When he took more than his fair share of cheese dip, he was telling me that he was more important than I was. I had asked him several times to slow down and save some for me, but he never did. He'd tell me it was my fault for not eating fast enough.

He followed the same logic when insulting my intelligence. Before I met him, I cherished my intelligence. I didn't have any problem bragging about how well I did in school or how much I loved to write. He changed all that. From the moment we started dating, he told me that I may have done well in high school but that didn't mean I was as smart as he was.

"You have more generalized knowledge. I've studied one subject in detail," he told me.
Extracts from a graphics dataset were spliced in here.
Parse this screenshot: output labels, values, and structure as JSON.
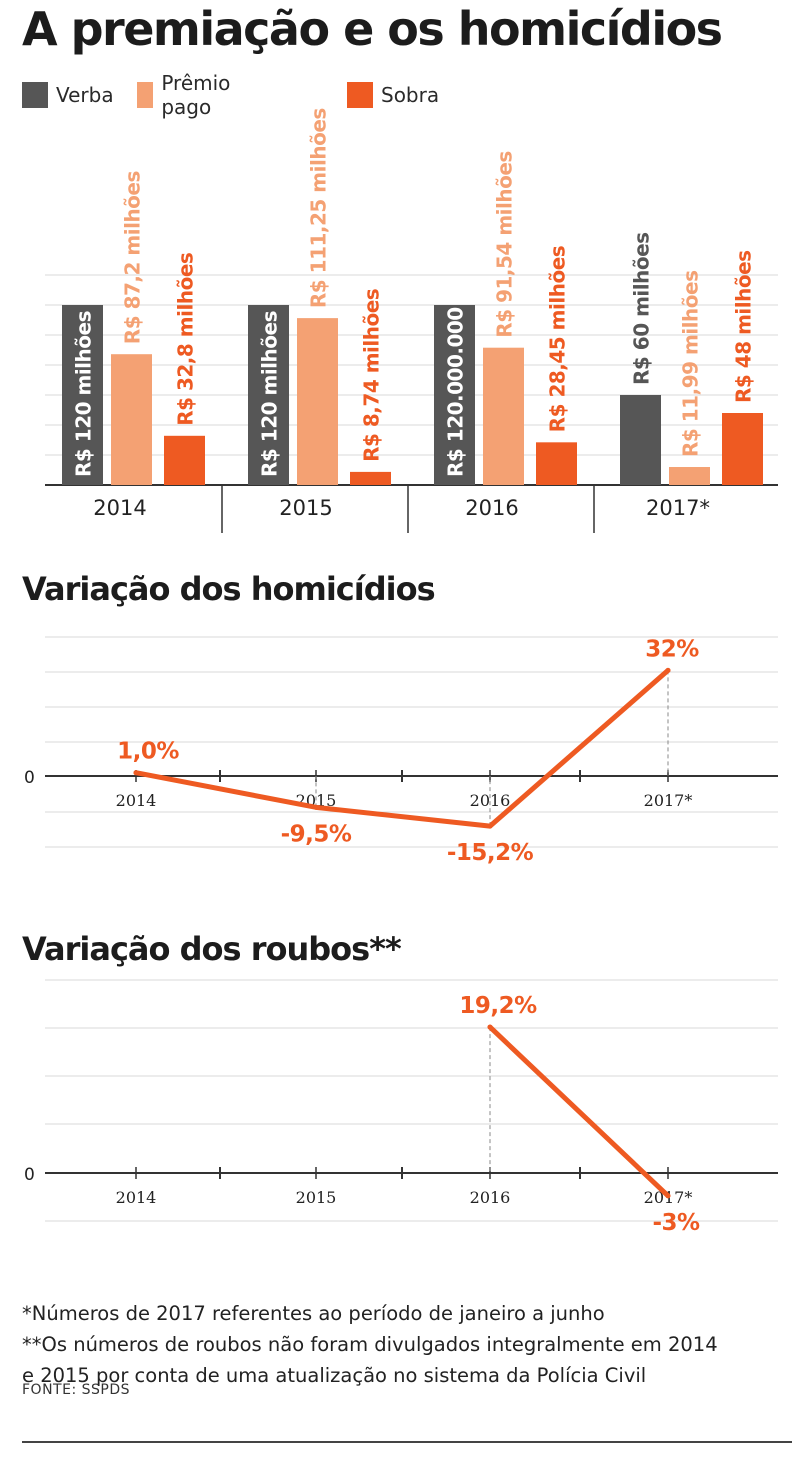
{
  "title": "A premiação e os homicídios",
  "legend": [
    {
      "label": "Verba",
      "color": "#565656"
    },
    {
      "label": "Prêmio pago",
      "color": "#f4a173"
    },
    {
      "label": "Sobra",
      "color": "#ee5a22"
    }
  ],
  "chart_data": [
    {
      "type": "bar",
      "categories": [
        "2014",
        "2015",
        "2016",
        "2017*"
      ],
      "series": [
        {
          "name": "Verba",
          "values": [
            120,
            120,
            120,
            60
          ],
          "labels": [
            "R$ 120 milhões",
            "R$ 120 milhões",
            "R$ 120.000.000",
            "R$ 60 milhões"
          ]
        },
        {
          "name": "Prêmio pago",
          "values": [
            87.2,
            111.25,
            91.54,
            11.99
          ],
          "labels": [
            "R$ 87,2 milhões",
            "R$ 111,25 milhões",
            "R$ 91,54 milhões",
            "R$ 11,99 milhões"
          ]
        },
        {
          "name": "Sobra",
          "values": [
            32.8,
            8.74,
            28.45,
            48
          ],
          "labels": [
            "R$ 32,8 milhões",
            "R$ 8,74 milhões",
            "R$ 28,45 milhões",
            "R$ 48 milhões"
          ]
        }
      ],
      "ylim": [
        0,
        140
      ],
      "grid": true
    },
    {
      "type": "line",
      "title": "Variação dos homicídios",
      "categories": [
        "2014",
        "2015",
        "2016",
        "2017*"
      ],
      "series": [
        {
          "values": [
            1.0,
            -9.5,
            -15.2,
            32
          ],
          "labels": [
            "1,0%",
            "-9,5%",
            "-15,2%",
            "32%"
          ]
        }
      ],
      "zero_label": "0",
      "ylim": [
        -22,
        45
      ],
      "grid": true
    },
    {
      "type": "line",
      "title": "Variação dos roubos**",
      "categories": [
        "2014",
        "2015",
        "2016",
        "2017*"
      ],
      "series": [
        {
          "values": [
            null,
            null,
            19.2,
            -3
          ],
          "labels": [
            null,
            null,
            "19,2%",
            "-3%"
          ]
        }
      ],
      "zero_label": "0",
      "ylim": [
        -9,
        25
      ],
      "grid": true
    }
  ],
  "notes": [
    "*Números de 2017 referentes ao período de janeiro a junho",
    "**Os números de roubos não foram divulgados integralmente em 2014",
    "e 2015 por conta de uma atualização no sistema da Polícia Civil"
  ],
  "source": "FONTE: SSPDS",
  "colors": {
    "accent": "#ee5a22",
    "verba": "#565656",
    "premio": "#f4a173",
    "grid": "#d9d9d9",
    "axis": "#333333"
  }
}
I performed better than he did when I started college, prompting him to tell me he would have done better if he hadn't taken Japanese classes his freshman year. He was still smarter than me, he insisted. It didn't mean anything, he told me, that I got better grades than him and higher praise from professors than he did.

He continued to demean my spirit for more than three years, but he did it so subtly that I didn't notice when it was happening. He figured out what upset me and waited until I had a big test to take or a big event to attend to press those buttons. He manipulated me so masterfully, and I'm ashamed I let him do that.

I'd be even more ashamed of myself if I weren't speaking out about it now. Now I know he didn't have the self-esteem he claimed; because of his low self-worth, he felt the need to lower mine. He had to bring me to his level to feel in control of the situation. He had to beat me down to raise himself up.

Today, I have been free of him for two years. Even better, I've been dating a wonderful person who tells me daily how intelligent and articulate and valued I am. I don't advise it, but there's nothing like being in an abusive relationship to make you cherish a healthy relationship.

Though I'm not happy I was in abusive relationship, I am happy that I've risen above it. I am happy that I've reclaimed the relationships with family and friends I lost while dating my ex-boyfriend. I'm a strong person now, and I'm using my voice to help others find their own strength.

If the person you're with doesn't validate your worth, you deserve better. If your partner doesn't respect you enough to split the nacho plate in half, maybe you should find someone else who will. Don't let anybody tell you that you aren't good enough, because you are.

On this day two years ago, my life changed forever. I'm so happy it did.